Czym się różni wróbelek? Tym, że ma jedną nóżkę bardziej.
:-)
Mój Miś Staruszek (rocznik 1959!) też się różni, bo ma jedno oczko bardziej. To znaczy jednego oczka jakby mu bardziej brak.
Po Miśku widać, że moja mama przygotowywała się do egzaminów na Akademię Medyczną ;) Jest cały napompowany zastrzykami.
Misiek mieszka z Królikiem F. To królik mojego męża, rocznik chyba mężowy, i podobno ma na sobie już czwarte ubranko. On z kolei ma jedno uszko bardziej. Bardziej wymiętoszone.
Sesja narzeczeńska ;)
W temacie zabawek.
Ostatnio na jednym forum była dyskusja na temat mebli do dziecięcego pokoju. Rozmowa o meblach zahaczyła też o zabawki - mamy pisały, że zawsze były pewne, że dzieci będą bawić się drewnianymi zabawkami, lalkami szmaciankami w pastelowych kolorach, i zabawkami hand-made, a tymczasem dzieciom największą radość sprawiały wściekle jaskrawe plastikowe badziewia.
Hehe.
Ja jestem z opcji "w idealnym świecie nie ma plastikowego badziewia" a ponieważ wokół nas jest ostatnio istny baby boom, wszystkie właśnie urodzone dzieci naszych znajomych i przyjaciół dostają takie oto cuda od bardzo zdolnej i fajnej Mi-Ju
(to zdjęcie zrobione przez tatę niemowlaka ze zdjęcia)
Kocur dla synka mojej K.
I dla synka innej bliskiej osoby - widać, że już nieco wymiętoszony ;)
I jeszcze coś, co mnie zachwyciło ogromnie: maskotka z serii Ugly Dolls. No idealna jest. Chcę taką :)

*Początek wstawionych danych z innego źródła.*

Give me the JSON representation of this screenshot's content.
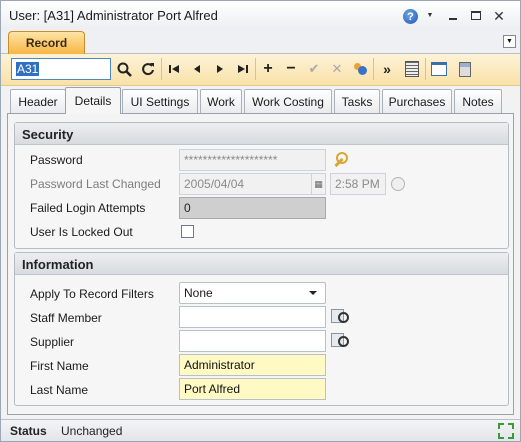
{
  "window": {
    "title": "User: [A31] Administrator Port Alfred"
  },
  "record_tab": {
    "label": "Record"
  },
  "toolbar": {
    "code_value": "A31",
    "icons": [
      "search-icon",
      "refresh-icon",
      "first-record-icon",
      "previous-record-icon",
      "next-record-icon",
      "last-record-icon",
      "add-icon",
      "remove-icon",
      "save-icon",
      "cancel-icon",
      "users-icon",
      "more-icon",
      "notes-icon",
      "window-icon",
      "calculator-icon"
    ]
  },
  "tabs": [
    {
      "label": "Header",
      "active": false
    },
    {
      "label": "Details",
      "active": true
    },
    {
      "label": "UI Settings",
      "active": false
    },
    {
      "label": "Work",
      "active": false
    },
    {
      "label": "Work Costing",
      "active": false
    },
    {
      "label": "Tasks",
      "active": false
    },
    {
      "label": "Purchases",
      "active": false
    },
    {
      "label": "Notes",
      "active": false
    }
  ],
  "security": {
    "heading": "Security",
    "password_label": "Password",
    "password_value": "********************",
    "password_last_changed_label": "Password Last Changed",
    "password_last_changed_date": "2005/04/04",
    "password_last_changed_time": "2:58 PM",
    "failed_login_label": "Failed Login Attempts",
    "failed_login_value": "0",
    "locked_out_label": "User Is Locked Out",
    "locked_out_checked": false
  },
  "information": {
    "heading": "Information",
    "apply_filters_label": "Apply To Record Filters",
    "apply_filters_value": "None",
    "staff_member_label": "Staff Member",
    "staff_member_value": "",
    "supplier_label": "Supplier",
    "supplier_value": "",
    "first_name_label": "First Name",
    "first_name_value": "Administrator",
    "last_name_label": "Last Name",
    "last_name_value": "Port Alfred"
  },
  "status": {
    "label": "Status",
    "value": "Unchanged"
  },
  "colors": {
    "record_tab": "#f6b645",
    "toolbar": "#fbe8b8",
    "required_field": "#fff9c4"
  }
}
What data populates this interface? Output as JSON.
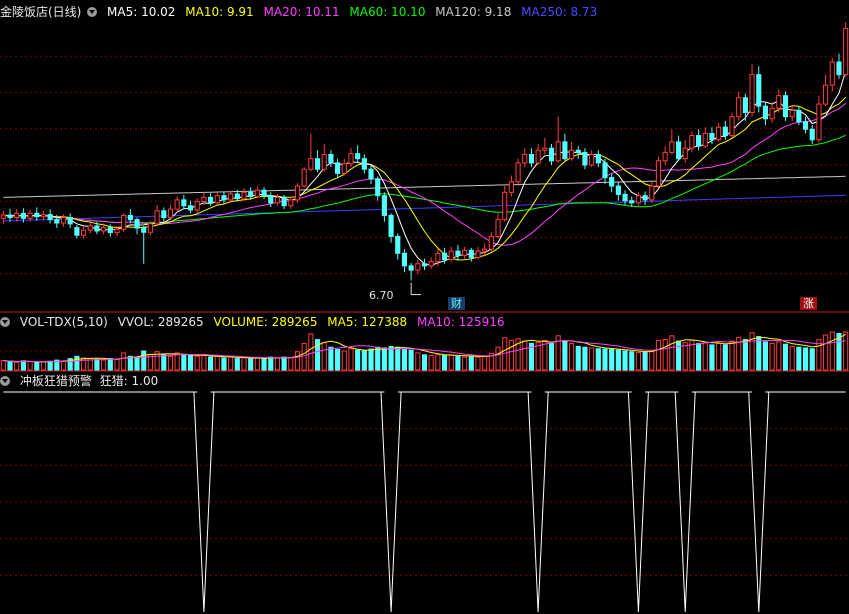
{
  "colors": {
    "up": "#ff3c3c",
    "down": "#54ffff",
    "grid": "#7a0000",
    "border": "#c02020",
    "ma5": "#ffffff",
    "ma10": "#ffff00",
    "ma20": "#ff40ff",
    "ma60": "#00ff00",
    "ma120": "#c8c8c8",
    "ma250": "#3c3cff",
    "vol_ma5": "#ffff00",
    "vol_ma10": "#ff40ff",
    "signal": "#ffffff"
  },
  "main_header": {
    "title": "金陵饭店(日线)",
    "ma5": "MA5: 10.02",
    "ma10": "MA10: 9.91",
    "ma20": "MA20: 10.11",
    "ma60": "MA60: 10.10",
    "ma120": "MA120: 9.18",
    "ma250": "MA250: 8.73"
  },
  "vol_header": {
    "name": "VOL-TDX(5,10)",
    "vvol": "VVOL: 289265",
    "volume": "VOLUME: 289265",
    "ma5": "MA5: 127388",
    "ma10": "MA10: 125916"
  },
  "ind_header": {
    "name": "冲板狂猎预警",
    "value": "狂猎: 1.00"
  },
  "annotations": {
    "low_label": "6.70",
    "tag_cai": "财",
    "tag_zhang": "涨"
  },
  "chart_data": [
    {
      "type": "candlestick",
      "title": "金陵饭店(日线)",
      "ylim": [
        6.0,
        12.9
      ],
      "low_marker": 6.7,
      "candles": [
        [
          8.18,
          8.26,
          8.36,
          8.04,
          25
        ],
        [
          8.26,
          8.2,
          8.41,
          8.1,
          22
        ],
        [
          8.2,
          8.3,
          8.4,
          8.1,
          20
        ],
        [
          8.3,
          8.18,
          8.42,
          8.08,
          24
        ],
        [
          8.18,
          8.3,
          8.38,
          8.1,
          22
        ],
        [
          8.3,
          8.22,
          8.44,
          8.12,
          20
        ],
        [
          8.22,
          8.27,
          8.36,
          8.13,
          21
        ],
        [
          8.27,
          8.15,
          8.4,
          8.06,
          23
        ],
        [
          8.15,
          8.07,
          8.26,
          7.95,
          26
        ],
        [
          8.07,
          8.2,
          8.28,
          7.98,
          24
        ],
        [
          8.2,
          8.05,
          8.3,
          7.95,
          30
        ],
        [
          7.96,
          7.78,
          8.02,
          7.7,
          36
        ],
        [
          7.78,
          7.9,
          8.0,
          7.7,
          32
        ],
        [
          7.9,
          8.0,
          8.08,
          7.82,
          30
        ],
        [
          8.0,
          7.88,
          8.1,
          7.8,
          28
        ],
        [
          7.88,
          7.96,
          8.06,
          7.8,
          26
        ],
        [
          7.96,
          7.84,
          8.04,
          7.74,
          30
        ],
        [
          7.84,
          7.92,
          8.0,
          7.76,
          28
        ],
        [
          7.92,
          8.25,
          8.3,
          7.86,
          45
        ],
        [
          8.25,
          8.15,
          8.4,
          8.06,
          36
        ],
        [
          8.15,
          7.95,
          8.2,
          7.8,
          34
        ],
        [
          7.95,
          7.85,
          8.0,
          7.1,
          50
        ],
        [
          7.85,
          8.05,
          8.12,
          7.78,
          40
        ],
        [
          8.05,
          8.36,
          8.5,
          8.0,
          48
        ],
        [
          8.36,
          8.2,
          8.44,
          8.1,
          40
        ],
        [
          8.2,
          8.4,
          8.5,
          8.14,
          36
        ],
        [
          8.4,
          8.62,
          8.7,
          8.32,
          45
        ],
        [
          8.62,
          8.48,
          8.74,
          8.4,
          40
        ],
        [
          8.48,
          8.38,
          8.6,
          8.3,
          38
        ],
        [
          8.38,
          8.58,
          8.66,
          8.3,
          36
        ],
        [
          8.58,
          8.68,
          8.78,
          8.5,
          38
        ],
        [
          8.68,
          8.55,
          8.78,
          8.48,
          34
        ],
        [
          8.55,
          8.72,
          8.8,
          8.5,
          36
        ],
        [
          8.72,
          8.62,
          8.82,
          8.52,
          32
        ],
        [
          8.62,
          8.76,
          8.84,
          8.55,
          34
        ],
        [
          8.76,
          8.65,
          8.86,
          8.58,
          30
        ],
        [
          8.65,
          8.8,
          8.9,
          8.6,
          32
        ],
        [
          8.8,
          8.7,
          8.92,
          8.62,
          30
        ],
        [
          8.7,
          8.85,
          8.95,
          8.66,
          32
        ],
        [
          8.85,
          8.72,
          8.92,
          8.64,
          30
        ],
        [
          8.72,
          8.55,
          8.8,
          8.45,
          34
        ],
        [
          8.55,
          8.68,
          8.76,
          8.48,
          32
        ],
        [
          8.68,
          8.48,
          8.74,
          8.4,
          34
        ],
        [
          8.48,
          8.62,
          8.7,
          8.4,
          32
        ],
        [
          8.62,
          8.95,
          9.02,
          8.55,
          48
        ],
        [
          8.95,
          9.35,
          9.4,
          8.9,
          70
        ],
        [
          9.35,
          9.6,
          10.2,
          9.3,
          95
        ],
        [
          9.6,
          9.35,
          9.8,
          9.28,
          80
        ],
        [
          9.35,
          9.7,
          9.95,
          9.3,
          72
        ],
        [
          9.7,
          9.5,
          9.8,
          9.4,
          60
        ],
        [
          9.5,
          9.25,
          9.6,
          9.15,
          54
        ],
        [
          9.25,
          9.48,
          9.6,
          9.2,
          50
        ],
        [
          9.48,
          9.72,
          9.85,
          9.4,
          56
        ],
        [
          9.72,
          9.6,
          9.92,
          9.5,
          52
        ],
        [
          9.6,
          9.35,
          9.7,
          9.25,
          50
        ],
        [
          9.35,
          9.12,
          9.45,
          9.0,
          55
        ],
        [
          9.12,
          8.72,
          9.18,
          8.6,
          60
        ],
        [
          8.72,
          8.25,
          8.8,
          8.1,
          58
        ],
        [
          8.25,
          7.75,
          8.3,
          7.6,
          62
        ],
        [
          7.75,
          7.35,
          7.82,
          7.2,
          60
        ],
        [
          7.35,
          7.05,
          7.45,
          6.9,
          55
        ],
        [
          7.05,
          6.95,
          7.12,
          6.7,
          52
        ],
        [
          6.95,
          7.1,
          7.2,
          6.85,
          45
        ],
        [
          7.1,
          7.05,
          7.22,
          6.95,
          40
        ],
        [
          7.05,
          7.15,
          7.25,
          6.98,
          38
        ],
        [
          7.15,
          7.35,
          7.45,
          7.05,
          40
        ],
        [
          7.35,
          7.2,
          7.48,
          7.1,
          38
        ],
        [
          7.2,
          7.4,
          7.5,
          7.15,
          40
        ],
        [
          7.4,
          7.3,
          7.55,
          7.2,
          36
        ],
        [
          7.3,
          7.42,
          7.5,
          7.22,
          34
        ],
        [
          7.42,
          7.25,
          7.48,
          7.15,
          36
        ],
        [
          7.25,
          7.4,
          7.5,
          7.2,
          34
        ],
        [
          7.4,
          7.45,
          7.58,
          7.3,
          36
        ],
        [
          7.45,
          7.75,
          7.85,
          7.4,
          44
        ],
        [
          7.75,
          8.15,
          8.3,
          7.7,
          60
        ],
        [
          8.15,
          8.8,
          8.95,
          8.1,
          85
        ],
        [
          8.8,
          9.05,
          9.2,
          8.7,
          78
        ],
        [
          9.05,
          9.5,
          9.6,
          8.95,
          82
        ],
        [
          9.5,
          9.7,
          9.85,
          9.4,
          76
        ],
        [
          9.7,
          9.5,
          9.85,
          9.4,
          70
        ],
        [
          9.5,
          9.8,
          9.95,
          9.45,
          72
        ],
        [
          9.8,
          9.85,
          10.1,
          9.7,
          78
        ],
        [
          9.85,
          9.55,
          9.95,
          9.45,
          70
        ],
        [
          9.55,
          10.0,
          10.6,
          9.5,
          90
        ],
        [
          10.0,
          9.6,
          10.2,
          9.55,
          75
        ],
        [
          9.6,
          9.8,
          10.0,
          9.55,
          70
        ],
        [
          9.8,
          9.75,
          9.9,
          9.6,
          62
        ],
        [
          9.75,
          9.45,
          9.85,
          9.35,
          60
        ],
        [
          9.45,
          9.7,
          9.8,
          9.4,
          58
        ],
        [
          9.7,
          9.5,
          9.8,
          9.4,
          56
        ],
        [
          9.5,
          9.15,
          9.6,
          9.0,
          55
        ],
        [
          9.15,
          8.95,
          9.25,
          8.8,
          54
        ],
        [
          8.95,
          8.75,
          9.05,
          8.6,
          52
        ],
        [
          8.75,
          8.6,
          8.85,
          8.5,
          50
        ],
        [
          8.6,
          8.55,
          8.7,
          8.45,
          48
        ],
        [
          8.55,
          8.72,
          8.8,
          8.48,
          46
        ],
        [
          8.72,
          8.62,
          8.82,
          8.5,
          46
        ],
        [
          8.62,
          8.95,
          9.05,
          8.55,
          52
        ],
        [
          8.95,
          9.55,
          9.65,
          8.9,
          78
        ],
        [
          9.55,
          9.75,
          9.9,
          9.45,
          80
        ],
        [
          9.75,
          10.0,
          10.3,
          9.7,
          90
        ],
        [
          10.0,
          9.6,
          10.15,
          9.55,
          76
        ],
        [
          9.6,
          9.85,
          10.05,
          9.5,
          72
        ],
        [
          9.85,
          10.15,
          10.25,
          9.75,
          78
        ],
        [
          10.15,
          9.9,
          10.3,
          9.8,
          70
        ],
        [
          9.9,
          10.2,
          10.35,
          9.85,
          72
        ],
        [
          10.2,
          10.05,
          10.35,
          9.95,
          66
        ],
        [
          10.05,
          10.35,
          10.45,
          10.0,
          70
        ],
        [
          10.35,
          10.15,
          10.5,
          10.05,
          66
        ],
        [
          10.15,
          10.6,
          10.7,
          10.1,
          76
        ],
        [
          10.6,
          11.05,
          11.2,
          10.5,
          86
        ],
        [
          11.05,
          10.7,
          11.15,
          10.5,
          80
        ],
        [
          10.7,
          11.6,
          11.85,
          10.6,
          98
        ],
        [
          11.6,
          10.85,
          11.8,
          10.7,
          88
        ],
        [
          10.85,
          10.55,
          10.95,
          10.4,
          74
        ],
        [
          10.55,
          10.8,
          10.95,
          10.45,
          70
        ],
        [
          10.8,
          11.1,
          11.25,
          10.7,
          74
        ],
        [
          11.1,
          10.6,
          11.2,
          10.5,
          68
        ],
        [
          10.6,
          10.75,
          10.85,
          10.5,
          62
        ],
        [
          10.75,
          10.48,
          10.85,
          10.4,
          60
        ],
        [
          10.48,
          10.3,
          10.6,
          10.2,
          58
        ],
        [
          10.3,
          10.05,
          10.4,
          9.95,
          56
        ],
        [
          10.05,
          10.9,
          11.1,
          9.98,
          80
        ],
        [
          10.9,
          11.35,
          11.6,
          10.85,
          92
        ],
        [
          11.35,
          11.9,
          12.0,
          11.2,
          100
        ],
        [
          11.9,
          11.6,
          12.1,
          11.5,
          96
        ],
        [
          11.6,
          12.7,
          12.85,
          11.55,
          100
        ]
      ],
      "ma": {
        "ma5": 10.02,
        "ma10": 9.91,
        "ma20": 10.11,
        "ma60": 10.1,
        "ma120": 9.18,
        "ma250": 8.73
      }
    },
    {
      "type": "bar",
      "title": "VOL-TDX(5,10)",
      "series": [
        {
          "name": "VVOL"
        },
        {
          "name": "MA5"
        },
        {
          "name": "MA10"
        }
      ],
      "last_values": {
        "vvol": 289265,
        "volume": 289265,
        "ma5": 127388,
        "ma10": 125916
      }
    },
    {
      "type": "line",
      "title": "冲板狂猎预警",
      "series": [
        {
          "name": "狂猎"
        }
      ],
      "baseline": 1.0,
      "signal_index": [
        30,
        58,
        80,
        95,
        102,
        113
      ],
      "ylim": [
        0,
        1
      ]
    }
  ]
}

kurcze, nie mam żadnej zabawki, misia, czy coś z mojego dzieciństwa .. ech. Jagna lubi rożnie, ma fazy, raz jakieś badziewie, raz coś pastelowego ... no rożnie, i dobrze, to dziecko, niech se tam ma swój świat.
OdpowiedzUsuńJa zabawki ze swojego dzieciństwa mam w domu rodziców. całą skrzynię :) Ten Misiek to naprawdę rocznik 59, jak moja mama :) Od tych zastrzyków jego bebeszki trocinowe są tak twarde, że można nim zabić :)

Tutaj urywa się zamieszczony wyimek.